The point of focus
Many people misunderstand the point of concentration practice or dismiss it all together. It is a pleasing play on words to say, ‘what is the point of focus?’ or ‘What is the point of the point?’ but even without the humour perhaps it can be easy to dismiss something that involves a degree of effort and discomfort, sitting still for many hours.
That aside, ‘But how does this help us work through our stuff?’ I hear them ask. All the time we have our attention centred on the breath all this stuff is trying to get in from the periphery of our attention. All kinds of visitors come and go. We see what our craving is like when it does not get what it wants – not nice! This can help us really want to let it all go, but how does concentration meditation lastingly achieve this?

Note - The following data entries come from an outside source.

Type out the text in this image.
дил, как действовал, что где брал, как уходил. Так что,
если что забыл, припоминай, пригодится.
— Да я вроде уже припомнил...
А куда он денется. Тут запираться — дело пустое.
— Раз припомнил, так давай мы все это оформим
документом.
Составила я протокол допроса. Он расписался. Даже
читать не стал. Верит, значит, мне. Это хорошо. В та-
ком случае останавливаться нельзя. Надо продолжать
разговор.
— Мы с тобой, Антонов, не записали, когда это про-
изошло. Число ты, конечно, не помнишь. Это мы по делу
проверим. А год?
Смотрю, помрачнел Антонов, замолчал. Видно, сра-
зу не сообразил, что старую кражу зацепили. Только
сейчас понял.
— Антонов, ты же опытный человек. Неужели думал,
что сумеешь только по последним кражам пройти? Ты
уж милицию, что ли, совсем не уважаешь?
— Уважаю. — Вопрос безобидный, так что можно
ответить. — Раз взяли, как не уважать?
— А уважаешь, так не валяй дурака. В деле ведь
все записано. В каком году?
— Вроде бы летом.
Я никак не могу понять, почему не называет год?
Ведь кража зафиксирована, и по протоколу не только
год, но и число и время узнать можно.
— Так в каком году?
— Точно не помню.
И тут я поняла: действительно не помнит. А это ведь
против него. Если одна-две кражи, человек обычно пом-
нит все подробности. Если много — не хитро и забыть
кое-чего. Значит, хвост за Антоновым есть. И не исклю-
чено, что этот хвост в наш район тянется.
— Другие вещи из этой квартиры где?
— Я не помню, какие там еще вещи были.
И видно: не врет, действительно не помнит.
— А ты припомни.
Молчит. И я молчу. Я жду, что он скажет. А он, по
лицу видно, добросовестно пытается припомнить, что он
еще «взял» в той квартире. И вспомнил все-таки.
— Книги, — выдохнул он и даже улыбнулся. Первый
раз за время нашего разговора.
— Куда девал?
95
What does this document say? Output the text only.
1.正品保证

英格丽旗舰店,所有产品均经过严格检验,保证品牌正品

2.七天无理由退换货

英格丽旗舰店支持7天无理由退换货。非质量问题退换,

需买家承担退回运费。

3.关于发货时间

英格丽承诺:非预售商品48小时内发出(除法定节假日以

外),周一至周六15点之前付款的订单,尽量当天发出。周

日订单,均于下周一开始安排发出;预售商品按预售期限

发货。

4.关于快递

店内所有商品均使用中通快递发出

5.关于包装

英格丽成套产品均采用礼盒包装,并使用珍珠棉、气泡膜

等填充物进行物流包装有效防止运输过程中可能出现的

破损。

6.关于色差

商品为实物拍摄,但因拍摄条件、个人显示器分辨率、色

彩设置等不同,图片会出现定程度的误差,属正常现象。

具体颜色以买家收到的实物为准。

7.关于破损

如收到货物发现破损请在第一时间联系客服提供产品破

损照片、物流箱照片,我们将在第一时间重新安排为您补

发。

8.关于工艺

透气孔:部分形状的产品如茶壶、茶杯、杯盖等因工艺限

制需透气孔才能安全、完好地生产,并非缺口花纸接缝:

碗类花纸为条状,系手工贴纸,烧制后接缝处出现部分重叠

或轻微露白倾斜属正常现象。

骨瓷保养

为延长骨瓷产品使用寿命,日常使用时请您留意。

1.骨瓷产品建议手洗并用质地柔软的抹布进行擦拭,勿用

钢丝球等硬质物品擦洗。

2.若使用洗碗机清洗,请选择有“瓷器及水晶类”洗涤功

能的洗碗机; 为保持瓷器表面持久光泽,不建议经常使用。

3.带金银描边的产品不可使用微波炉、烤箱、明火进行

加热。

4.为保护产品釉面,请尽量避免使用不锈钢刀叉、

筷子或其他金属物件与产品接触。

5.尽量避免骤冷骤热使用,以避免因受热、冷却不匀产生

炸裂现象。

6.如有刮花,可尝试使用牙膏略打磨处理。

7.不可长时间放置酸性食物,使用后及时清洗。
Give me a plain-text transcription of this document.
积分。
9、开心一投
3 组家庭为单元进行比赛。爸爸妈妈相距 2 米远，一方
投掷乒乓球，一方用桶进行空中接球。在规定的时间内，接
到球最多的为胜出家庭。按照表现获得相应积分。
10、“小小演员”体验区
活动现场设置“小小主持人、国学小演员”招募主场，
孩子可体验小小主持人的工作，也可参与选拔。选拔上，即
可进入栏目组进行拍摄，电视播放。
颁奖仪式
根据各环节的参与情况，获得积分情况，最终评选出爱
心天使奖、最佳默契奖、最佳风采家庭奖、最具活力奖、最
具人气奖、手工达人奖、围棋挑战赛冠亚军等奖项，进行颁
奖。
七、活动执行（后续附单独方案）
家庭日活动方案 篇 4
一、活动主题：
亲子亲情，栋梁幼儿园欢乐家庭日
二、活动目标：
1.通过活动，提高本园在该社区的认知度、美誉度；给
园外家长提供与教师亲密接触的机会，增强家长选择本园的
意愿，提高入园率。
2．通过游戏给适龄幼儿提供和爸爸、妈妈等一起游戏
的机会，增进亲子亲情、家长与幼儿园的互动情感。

This first objection is related to a common assumption that concentration represents an exclusive point of focus and to small-mindedness. This is, however, only where it starts. The breath is not something we can hold tightly onto very long without going blue. We have to go with the flow and come to enjoy the space. The act of concentrating on the breath, when so relaxed, does not tighten the mind into a small, feeling-based focus. Instead, when the attention is strong enough our concentration will obliterate this point altogether, leading the mind to open in a completely new way, fresh and bright.
This is the only way to really let go. For a mind that is grasping by nature the only way of letting go of something is to hold on to something else. The only way to let go of everything is to hold on to the space, to fill the mind up with space. This is a very important point. We cannot just let go; letting go is a fruit of the practice not a method. If we try it as a method we are not letting go of anything, instead we would be trying to push things away or ignore things.
But surely the spacious mind does not last, say the critics? On the contrary, if we get there the result of genuine letting go is so pleasant, so blissful, that it will change or lives forever. Gone will be all the active, sensual craving which was at the root of al the suffering all along.
Get the point? Actually, the only way to see if I am right is to try it for yourself.